Crane slapped him in the temple with his service revolver and Brady’s head snapped to the side but he didn’t go down. He just smiled like that’s what he’d needed all along, the blood sheeting the side of his head, as smooth and bright as new paint.

Crane leaned forward, lifting the pistol from Brady’s hand, and cuffed him. He didn’t struggle being led from the barn and folded into the backseat of the cruiser. He just bled.

Thirty-three

GRIFF CAME OUT in stocking feet, cotton pajama bottoms and a T-shirt a size too large, found where she’d left her boots on the porch, and sat on the top step to pull them on, watching the moon rise. When it cleared the horizon she started across the workyard staring into the sky, understanding she wouldn’t see the stars this clear and sharp for some time. Her arms prickled and she drew them back through the armholes, hugging herself inside the shirt.

When she ducked between the corral rails Royal nickered softly, his voice deeper than the others, a dozen of them milling around or standing in their sleep. She could just distinguish where he stood by the water trough, the night settled darker on his body, and when she got closer the outline of his head came clear in the moonlight, his ears pricked. The gate stood open. They’d come in from the pastureland to drink, perhaps finding some comfort in the shadows of the barn. A horse snorted, the stamp of a hoof reverberating in the ground. Another coughed.

She circled his neck with her arms, water dripping from his muzzle back into the trough, rippling the moon’s reflection. He nickered again, and this time it tickled her cheek.

He followed her to the barn. They all came, thinking of grain, but she latched the door behind her and stepped out through the tackshed holding a bridle against her side. They edged away, cautious as deer, and she wondered if it was the leather they smelled or if something had changed in her posture, revealing she wasn’t just another animal sharing the night but a woman wanting something from them. Only Royal did not care. He stepped to her and lowered his head.

She looped the reins around his neck, offering the bit and slipping the headstall over his ears. She buckled the throatlatch, turning to grip a handful of the dark mane at his withers, and swung onto his back. He stood straighter, the night changed for both of them.

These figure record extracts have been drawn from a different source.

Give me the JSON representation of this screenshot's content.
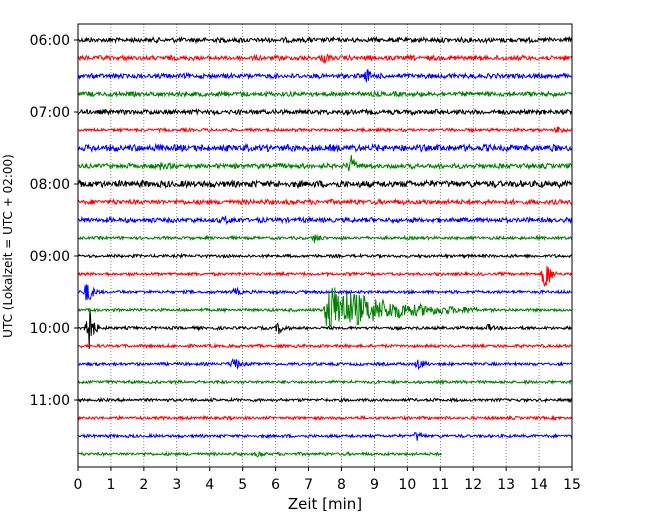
{
  "chart_data": {
    "type": "line",
    "xlabel": "Zeit  [min]",
    "ylabel": "UTC (Lokalzeit = UTC + 02:00)",
    "xlim": [
      0,
      15
    ],
    "x_ticks": [
      0,
      1,
      2,
      3,
      4,
      5,
      6,
      7,
      8,
      9,
      10,
      11,
      12,
      13,
      14,
      15
    ],
    "y_tick_labels": [
      "06:00",
      "07:00",
      "08:00",
      "09:00",
      "10:00",
      "11:00"
    ],
    "y_tick_rows": [
      0,
      4,
      8,
      12,
      16,
      20
    ],
    "grid": "vertical dotted",
    "trace_colors": [
      "#000000",
      "#ff0000",
      "#0000ff",
      "#008000"
    ],
    "traces": [
      {
        "start": "06:00",
        "end_minute": 15,
        "noise": "medium",
        "events": []
      },
      {
        "start": "06:15",
        "end_minute": 15,
        "noise": "medium",
        "events": [
          {
            "t": 7.5,
            "amp": 0.3
          }
        ]
      },
      {
        "start": "06:30",
        "end_minute": 15,
        "noise": "medium",
        "events": [
          {
            "t": 8.8,
            "amp": 0.5
          }
        ]
      },
      {
        "start": "06:45",
        "end_minute": 15,
        "noise": "medium",
        "events": []
      },
      {
        "start": "07:00",
        "end_minute": 15,
        "noise": "medium",
        "events": []
      },
      {
        "start": "07:15",
        "end_minute": 15,
        "noise": "low",
        "events": [
          {
            "t": 14.6,
            "amp": 0.3
          }
        ]
      },
      {
        "start": "07:30",
        "end_minute": 15,
        "noise": "high",
        "events": []
      },
      {
        "start": "07:45",
        "end_minute": 15,
        "noise": "medium",
        "events": [
          {
            "t": 8.3,
            "amp": 0.8
          },
          {
            "t": 2.5,
            "amp": 0.3
          }
        ]
      },
      {
        "start": "08:00",
        "end_minute": 15,
        "noise": "high",
        "events": []
      },
      {
        "start": "08:15",
        "end_minute": 15,
        "noise": "medium",
        "events": []
      },
      {
        "start": "08:30",
        "end_minute": 15,
        "noise": "medium",
        "events": [
          {
            "t": 4.5,
            "amp": 0.3
          }
        ]
      },
      {
        "start": "08:45",
        "end_minute": 15,
        "noise": "low",
        "events": [
          {
            "t": 7.2,
            "amp": 0.4
          }
        ]
      },
      {
        "start": "09:00",
        "end_minute": 15,
        "noise": "low",
        "events": []
      },
      {
        "start": "09:15",
        "end_minute": 15,
        "noise": "low",
        "events": [
          {
            "t": 14.2,
            "amp": 1.8
          }
        ]
      },
      {
        "start": "09:30",
        "end_minute": 15,
        "noise": "low",
        "events": [
          {
            "t": 0.3,
            "amp": 1.2
          },
          {
            "t": 4.8,
            "amp": 0.3
          }
        ]
      },
      {
        "start": "09:45",
        "end_minute": 15,
        "noise": "low",
        "events": [
          {
            "t": 7.6,
            "amp": 2.4,
            "duration": 4.5
          }
        ]
      },
      {
        "start": "10:00",
        "end_minute": 15,
        "noise": "low",
        "events": [
          {
            "t": 0.3,
            "amp": 3.0
          },
          {
            "t": 6.1,
            "amp": 0.5
          },
          {
            "t": 12.5,
            "amp": 0.3
          }
        ]
      },
      {
        "start": "10:15",
        "end_minute": 15,
        "noise": "low",
        "events": []
      },
      {
        "start": "10:30",
        "end_minute": 15,
        "noise": "low",
        "events": [
          {
            "t": 4.75,
            "amp": 0.7
          },
          {
            "t": 10.35,
            "amp": 0.5
          }
        ]
      },
      {
        "start": "10:45",
        "end_minute": 15,
        "noise": "low",
        "events": []
      },
      {
        "start": "11:00",
        "end_minute": 15,
        "noise": "low",
        "events": []
      },
      {
        "start": "11:15",
        "end_minute": 15,
        "noise": "low",
        "events": []
      },
      {
        "start": "11:30",
        "end_minute": 15,
        "noise": "low",
        "events": [
          {
            "t": 10.3,
            "amp": 0.4
          }
        ]
      },
      {
        "start": "11:45",
        "end_minute": 11.05,
        "noise": "low",
        "events": [
          {
            "t": 5.5,
            "amp": 0.2
          }
        ]
      }
    ]
  }
}
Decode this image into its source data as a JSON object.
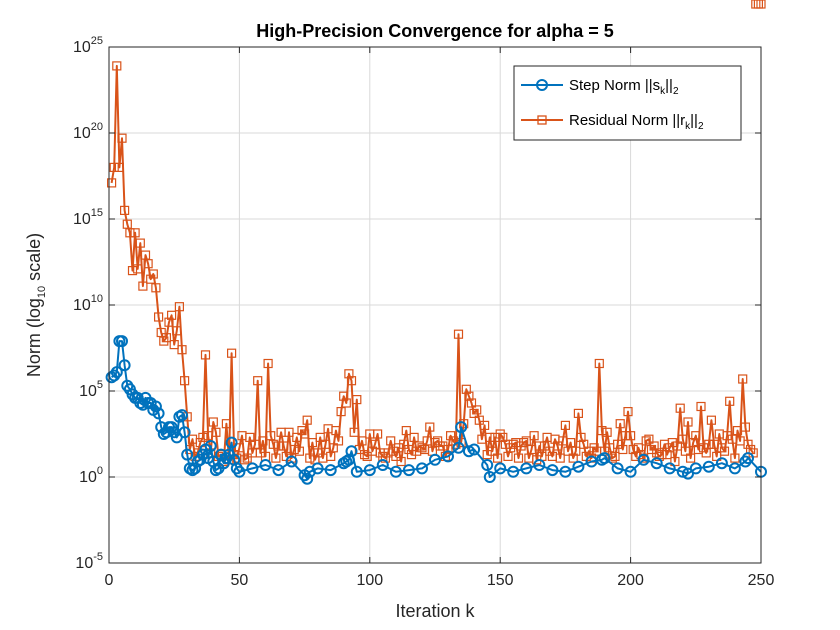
{
  "chart_data": {
    "type": "line",
    "title": "High-Precision Convergence for alpha = 5",
    "xlabel": "Iteration k",
    "ylabel": {
      "before": "Norm (log",
      "sub": "10",
      "after": " scale)"
    },
    "xlim": [
      0,
      250
    ],
    "ylim_log10": [
      -5,
      25
    ],
    "yscale": "log",
    "grid": true,
    "legend_position": "top-right",
    "x_ticks": [
      "0",
      "50",
      "100",
      "150",
      "200",
      "250"
    ],
    "y_ticks": [
      {
        "base": "10",
        "exp": "-5"
      },
      {
        "base": "10",
        "exp": "0"
      },
      {
        "base": "10",
        "exp": "5"
      },
      {
        "base": "10",
        "exp": "10"
      },
      {
        "base": "10",
        "exp": "15"
      },
      {
        "base": "10",
        "exp": "20"
      },
      {
        "base": "10",
        "exp": "25"
      }
    ],
    "series": [
      {
        "name": "Step Norm ||s_k||_2",
        "legend": {
          "before": "Step Norm ||s",
          "sub": "k",
          "after": "||",
          "sub2": "2"
        },
        "color": "#0072BD",
        "marker": "circle",
        "x": [
          1,
          2,
          3,
          4,
          5,
          6,
          7,
          8,
          9,
          10,
          11,
          12,
          13,
          14,
          15,
          16,
          17,
          18,
          19,
          20,
          21,
          22,
          23,
          24,
          25,
          26,
          27,
          28,
          29,
          30,
          31,
          32,
          33,
          34,
          35,
          36,
          37,
          38,
          39,
          40,
          41,
          42,
          43,
          44,
          45,
          46,
          47,
          48,
          49,
          50,
          55,
          60,
          65,
          70,
          75,
          76,
          77,
          80,
          85,
          90,
          91,
          92,
          93,
          95,
          100,
          105,
          110,
          115,
          120,
          125,
          130,
          134,
          135,
          138,
          140,
          145,
          146,
          150,
          155,
          160,
          165,
          170,
          175,
          180,
          185,
          189,
          190,
          195,
          200,
          205,
          210,
          215,
          220,
          222,
          225,
          230,
          235,
          240,
          244,
          245,
          250
        ],
        "log10_y": [
          5.8,
          5.9,
          6.1,
          7.9,
          7.9,
          6.5,
          5.3,
          5.1,
          4.8,
          4.6,
          4.6,
          4.3,
          4.2,
          4.6,
          4.3,
          4.3,
          3.9,
          4.1,
          3.7,
          2.9,
          2.5,
          2.6,
          2.9,
          2.9,
          2.6,
          2.3,
          3.5,
          3.6,
          2.6,
          1.3,
          0.5,
          0.4,
          0.5,
          0.9,
          1.0,
          1.3,
          1.6,
          1.1,
          1.8,
          0.9,
          0.4,
          0.5,
          1.3,
          0.8,
          1.1,
          1.3,
          2.0,
          1.0,
          0.5,
          0.3,
          0.5,
          0.7,
          0.4,
          0.9,
          0.1,
          -0.1,
          0.3,
          0.5,
          0.4,
          0.8,
          0.9,
          1.0,
          1.5,
          0.3,
          0.4,
          0.7,
          0.3,
          0.4,
          0.5,
          1.0,
          1.2,
          1.7,
          2.9,
          1.5,
          1.6,
          0.7,
          0.0,
          0.5,
          0.3,
          0.5,
          0.7,
          0.4,
          0.3,
          0.6,
          0.9,
          1.0,
          1.1,
          0.5,
          0.3,
          1.0,
          0.8,
          0.5,
          0.3,
          0.2,
          0.5,
          0.6,
          0.8,
          0.5,
          0.9,
          1.1,
          0.3
        ]
      },
      {
        "name": "Residual Norm ||r_k||_2",
        "legend": {
          "before": "Residual Norm ||r",
          "sub": "k",
          "after": "||",
          "sub2": "2"
        },
        "color": "#D95319",
        "marker": "square",
        "x": [
          1,
          2,
          3,
          4,
          5,
          6,
          7,
          8,
          9,
          10,
          11,
          12,
          13,
          14,
          15,
          16,
          17,
          18,
          19,
          20,
          21,
          22,
          23,
          24,
          25,
          26,
          27,
          28,
          29,
          30,
          31,
          32,
          33,
          34,
          35,
          36,
          37,
          38,
          39,
          40,
          41,
          42,
          43,
          44,
          45,
          46,
          47,
          48,
          49,
          50,
          51,
          52,
          53,
          54,
          55,
          56,
          57,
          58,
          59,
          60,
          61,
          62,
          63,
          64,
          65,
          66,
          67,
          68,
          69,
          70,
          71,
          72,
          73,
          74,
          75,
          76,
          77,
          78,
          79,
          80,
          81,
          82,
          83,
          84,
          85,
          86,
          87,
          88,
          89,
          90,
          91,
          92,
          93,
          94,
          95,
          96,
          97,
          98,
          99,
          100,
          101,
          102,
          103,
          104,
          105,
          106,
          107,
          108,
          109,
          110,
          111,
          112,
          113,
          114,
          115,
          116,
          117,
          118,
          119,
          120,
          121,
          122,
          123,
          124,
          125,
          126,
          127,
          128,
          129,
          130,
          131,
          132,
          133,
          134,
          135,
          136,
          137,
          138,
          139,
          140,
          141,
          142,
          143,
          144,
          145,
          146,
          147,
          148,
          149,
          150,
          151,
          152,
          153,
          154,
          155,
          156,
          157,
          158,
          159,
          160,
          161,
          162,
          163,
          164,
          165,
          166,
          167,
          168,
          169,
          170,
          171,
          172,
          173,
          174,
          175,
          176,
          177,
          178,
          179,
          180,
          181,
          182,
          183,
          184,
          185,
          186,
          187,
          188,
          189,
          190,
          191,
          192,
          193,
          194,
          195,
          196,
          197,
          198,
          199,
          200,
          201,
          202,
          203,
          204,
          205,
          206,
          207,
          208,
          209,
          210,
          211,
          212,
          213,
          214,
          215,
          216,
          217,
          218,
          219,
          220,
          221,
          222,
          223,
          224,
          225,
          226,
          227,
          228,
          229,
          230,
          231,
          232,
          233,
          234,
          235,
          236,
          237,
          238,
          239,
          240,
          241,
          242,
          243,
          244,
          245,
          246,
          247,
          248,
          249,
          250
        ],
        "log10_y": [
          17.1,
          18.0,
          23.9,
          18.0,
          19.7,
          15.5,
          14.7,
          14.2,
          12.0,
          14.2,
          12.1,
          13.6,
          11.1,
          12.9,
          12.4,
          11.5,
          11.8,
          11.0,
          9.3,
          8.4,
          7.9,
          8.1,
          9.0,
          9.4,
          7.7,
          8.5,
          9.9,
          7.4,
          5.6,
          3.5,
          1.6,
          2.2,
          1.2,
          1.4,
          2.0,
          2.3,
          7.1,
          2.4,
          1.4,
          3.2,
          2.6,
          1.2,
          1.3,
          0.9,
          3.1,
          1.0,
          7.2,
          1.3,
          1.1,
          1.7,
          2.4,
          1.0,
          1.1,
          2.3,
          1.4,
          1.9,
          5.6,
          1.4,
          2.1,
          1.2,
          6.6,
          2.4,
          1.9,
          1.1,
          1.8,
          2.6,
          1.8,
          1.2,
          2.6,
          1.1,
          1.6,
          2.3,
          1.5,
          2.7,
          2.5,
          3.3,
          1.1,
          2.0,
          1.0,
          1.4,
          2.3,
          1.1,
          1.9,
          2.8,
          1.2,
          1.7,
          2.7,
          2.1,
          3.8,
          4.7,
          4.3,
          6.0,
          5.6,
          2.6,
          4.5,
          1.6,
          2.1,
          1.3,
          1.2,
          2.5,
          1.5,
          1.9,
          2.5,
          1.4,
          1.2,
          1.1,
          1.4,
          2.1,
          1.5,
          1.2,
          1.7,
          0.9,
          1.9,
          2.7,
          1.6,
          1.3,
          2.3,
          1.5,
          1.8,
          1.7,
          1.6,
          2.1,
          2.9,
          1.5,
          2.0,
          2.1,
          1.8,
          1.8,
          1.2,
          1.6,
          2.4,
          2.1,
          1.9,
          8.3,
          2.0,
          3.1,
          5.1,
          4.7,
          4.3,
          3.7,
          3.9,
          3.3,
          2.2,
          3.0,
          1.3,
          2.3,
          1.5,
          2.3,
          1.1,
          2.5,
          2.3,
          1.9,
          1.2,
          1.7,
          1.9,
          2.0,
          1.1,
          1.8,
          2.0,
          2.1,
          1.1,
          1.6,
          2.4,
          1.0,
          1.8,
          1.2,
          1.8,
          2.3,
          1.5,
          1.2,
          2.2,
          1.8,
          1.1,
          2.1,
          3.0,
          1.5,
          2.0,
          1.1,
          1.5,
          3.7,
          2.3,
          1.9,
          1.2,
          1.5,
          1.1,
          1.7,
          1.5,
          6.6,
          2.7,
          1.5,
          2.6,
          1.7,
          1.1,
          1.2,
          1.9,
          3.1,
          1.6,
          2.4,
          3.8,
          2.4,
          1.6,
          1.2,
          1.7,
          1.3,
          1.1,
          2.1,
          2.2,
          1.6,
          1.8,
          1.4,
          1.2,
          1.3,
          1.9,
          1.3,
          1.7,
          2.0,
          0.9,
          1.8,
          4.0,
          2.2,
          1.5,
          3.2,
          1.1,
          2.0,
          2.4,
          1.6,
          4.1,
          1.7,
          1.4,
          1.9,
          3.3,
          1.9,
          1.2,
          2.5,
          1.7,
          1.5,
          2.4,
          4.4,
          2.2,
          1.1,
          2.7,
          2.1,
          5.7,
          2.9,
          1.9,
          1.6,
          1.4
        ]
      }
    ]
  }
}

The others moved away, coyly at first, then out through the gate at a run with her and Royal among them, the rhythm of their hooves striking the earth in a tremendous, continuous roar, the bunch of them moving at once together and apart, much as clouds shift. They swept down and across the creek, the surface breaking up in thin sheets that fell back into her chest and face, making her gasp. Once through the cottonwood and into the pasture, they separated and slowed, only she and Royal maintaining the pace.

He crossed the irrigation ditch that bordered the sage in a single jump and worked upward along the fall line, warming between her legs. She lay against his neck, a breast on either side of his neck, his body straining beneath her, lunging, and at the crest of the ridge she reined him in. They turned, looking back at the moonstruck valley below them, its long shadows falling westward. There was no wind, only the sound of their breathing. They seemed to be floating, as we float in our dreams.

She stood in the hallway outside his room, listening to the ticking of the old windup clock he preferred. “Are you asleep?” she whispered.

“I thought I was.” There was the rustling of bed linen. “I’m not sure I can always tell the difference anymore.”

She skirted the foot of the bed and stretched out on top of the covers beside him, the ticking even louder now.